Temperature-dependent sex determination, a trait present in many reptiles, could hold evolutionary significance linked to the species’ survival, according to a study from the University of Georgia.
Researchers in UGA’s Odum School of Ecology and the Savannah River Ecology Laboratory found that, in species with differing male and female maturation rates, survival-enhancing incubation temperatures should align with the slower-maturing sex’s needs.
“There’s a clear threshold,” said Benjamin Parrott, an associate professor of ecology at UGA. “We can determine the sex of these eggs based on their temperatures. We’ve had other projects that have looked at how that works—how temperatures become translated into this developmental program that leads to males or females.

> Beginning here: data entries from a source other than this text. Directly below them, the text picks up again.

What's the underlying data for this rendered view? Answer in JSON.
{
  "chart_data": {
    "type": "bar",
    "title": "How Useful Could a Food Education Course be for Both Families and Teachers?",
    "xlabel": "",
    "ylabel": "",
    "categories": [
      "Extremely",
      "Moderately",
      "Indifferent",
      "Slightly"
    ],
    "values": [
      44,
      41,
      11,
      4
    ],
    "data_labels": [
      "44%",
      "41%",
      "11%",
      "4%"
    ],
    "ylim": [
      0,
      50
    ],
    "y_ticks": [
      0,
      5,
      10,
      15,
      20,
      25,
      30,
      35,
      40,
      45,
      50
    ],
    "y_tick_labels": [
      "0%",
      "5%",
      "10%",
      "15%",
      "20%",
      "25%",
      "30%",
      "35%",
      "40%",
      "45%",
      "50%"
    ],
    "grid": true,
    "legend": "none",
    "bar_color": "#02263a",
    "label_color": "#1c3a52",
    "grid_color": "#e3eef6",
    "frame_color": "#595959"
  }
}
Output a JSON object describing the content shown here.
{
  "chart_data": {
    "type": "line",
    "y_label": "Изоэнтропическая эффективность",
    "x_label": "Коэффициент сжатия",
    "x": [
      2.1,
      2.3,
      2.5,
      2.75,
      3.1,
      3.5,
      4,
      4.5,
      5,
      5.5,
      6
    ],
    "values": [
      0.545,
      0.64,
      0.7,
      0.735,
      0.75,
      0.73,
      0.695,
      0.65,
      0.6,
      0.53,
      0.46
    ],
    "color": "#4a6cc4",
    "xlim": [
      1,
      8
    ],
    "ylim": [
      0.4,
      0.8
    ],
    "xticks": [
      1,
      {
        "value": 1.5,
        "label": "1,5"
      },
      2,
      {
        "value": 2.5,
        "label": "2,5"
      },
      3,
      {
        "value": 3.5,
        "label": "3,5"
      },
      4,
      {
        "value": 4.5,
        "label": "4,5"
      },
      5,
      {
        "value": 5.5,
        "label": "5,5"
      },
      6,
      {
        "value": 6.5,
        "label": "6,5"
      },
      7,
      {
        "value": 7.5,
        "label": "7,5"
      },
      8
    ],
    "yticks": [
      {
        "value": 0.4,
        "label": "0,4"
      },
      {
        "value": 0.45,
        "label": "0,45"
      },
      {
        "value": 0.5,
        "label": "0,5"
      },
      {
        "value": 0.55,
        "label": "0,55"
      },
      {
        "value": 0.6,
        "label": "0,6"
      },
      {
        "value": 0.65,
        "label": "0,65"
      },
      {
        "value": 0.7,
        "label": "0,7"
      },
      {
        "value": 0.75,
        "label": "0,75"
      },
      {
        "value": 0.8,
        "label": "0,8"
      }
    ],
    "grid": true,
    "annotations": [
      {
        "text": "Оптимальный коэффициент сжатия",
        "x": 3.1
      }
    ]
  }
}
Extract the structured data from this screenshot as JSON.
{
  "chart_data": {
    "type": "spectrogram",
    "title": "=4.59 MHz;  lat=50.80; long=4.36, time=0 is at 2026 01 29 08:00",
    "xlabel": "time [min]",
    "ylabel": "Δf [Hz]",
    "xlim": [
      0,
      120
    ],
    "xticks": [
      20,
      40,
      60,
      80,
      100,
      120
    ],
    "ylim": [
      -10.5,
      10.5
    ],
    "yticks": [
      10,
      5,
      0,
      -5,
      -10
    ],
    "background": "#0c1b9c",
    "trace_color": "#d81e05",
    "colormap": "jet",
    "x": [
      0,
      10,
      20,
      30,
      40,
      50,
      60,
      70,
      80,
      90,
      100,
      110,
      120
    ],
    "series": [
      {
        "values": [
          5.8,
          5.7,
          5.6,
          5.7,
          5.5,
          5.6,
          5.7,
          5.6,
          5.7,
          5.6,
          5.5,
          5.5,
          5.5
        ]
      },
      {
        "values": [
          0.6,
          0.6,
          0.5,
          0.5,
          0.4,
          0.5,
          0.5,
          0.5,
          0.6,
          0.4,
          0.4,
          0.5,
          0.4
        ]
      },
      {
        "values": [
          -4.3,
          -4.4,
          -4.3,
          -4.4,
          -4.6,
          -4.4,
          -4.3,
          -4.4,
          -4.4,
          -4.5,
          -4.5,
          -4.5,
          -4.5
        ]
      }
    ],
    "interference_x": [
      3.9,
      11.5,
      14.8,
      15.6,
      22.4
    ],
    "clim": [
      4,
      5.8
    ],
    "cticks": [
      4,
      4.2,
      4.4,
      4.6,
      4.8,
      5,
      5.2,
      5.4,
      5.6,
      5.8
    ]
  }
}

“What we haven’t understood is why.”
It’s all a bit of a mouthful. Let’s take a step back.
Parrott’s research group has studied a concept called “developmental plasticity,” which occurs in species throughout nature—including humans. As embryos, organisms experience different environmental factors like temperature, contaminants, stress and more, each of which can shape how it develops. An example of that is temperature-dependent sex determination in many reptiles.
In this study, the researchers focused on alligators. Rather than determine sex with X and Y chromosomes, as humans do, alligators instead rely on incubation temperature.
“There are temperatures that are not that different,” Parrott said. “Thirty-three degrees Celsius will usually produce 100% males. Contrarily, 30 degrees Celsius—just 3 degrees different—gives 100% females. Whatever is going on, there seems to be a threshold.”
One of the primary developmental differences between male and female alligators is their rate of maturity. While most females reach sexual maturity around 16 years old, males require 24 years on average. In other words, males need to survive significantly longer than females to reproduce and enhance the fortunes of the species.
Referring to a separate paper that theorized survival as a key evolutionary reason for this trait, Parrott’s postdoctoral researcher Samantha Bock suggested a test. Bock, Parrott and teammates incubated alligator eggs under the two temperatures—33.5 and 29.5 degrees Celsius—and tested how each affected juvenile survival.
“In this species, if incubation temperature is affecting survivorship,” Bock said, “you would want the temperature that produces better survivorship to give you the sex that has to survive much longer in order to reproduce.”
As it turns out, it did.
Hatchlings incubated at male-promoting temperatures consistently exhibited higher survival compared to those incubated at female-promoting temperatures. The pattern appeared independent of hatchling sex, as females produced from hormone manipulation at male-promoting temperatures still exhibited similar survival to their male counterparts.
Parrott said the primary motivation for the study was simply curiosity. While they have conducted other studies about the impacts of climate change on ecosystems and animal populations, this was simply to identify why species used temperatures to determine their sex.
“There is potential to examine other form of developmental plasticity and the evolutionary consequences that drive these biological dynamics,” he said. “Why do organisms respond to the environment and change their sex or their behavior? Is it a fluke? Are there evolutionary reasons?
“There was a thought that maybe it was just this way because it was. That there’s no real consequence, so this is what happened. What our work is showing is that there appears to be a real evolutionary benefit.”
In the future, Parrott suggested his lab may investigate related questions like why male temperatures promote better survival in the first place.
Results of the study were published in Functional Ecology, titled “Differential early-life survival underlies the adaptive significance of temperature-dependent sex determination in a long-lived reptile” (Samantha Bock, Yeraldi Loera, Josiah Johnson, Christopher Smaga, David Lee Haskins, Tracey Tuberville, Randeep Singh, Thomas Rainwater, Philip Wilkinson, Benjamin Parrott).
Research is funded by a grant from the National Science Foundation.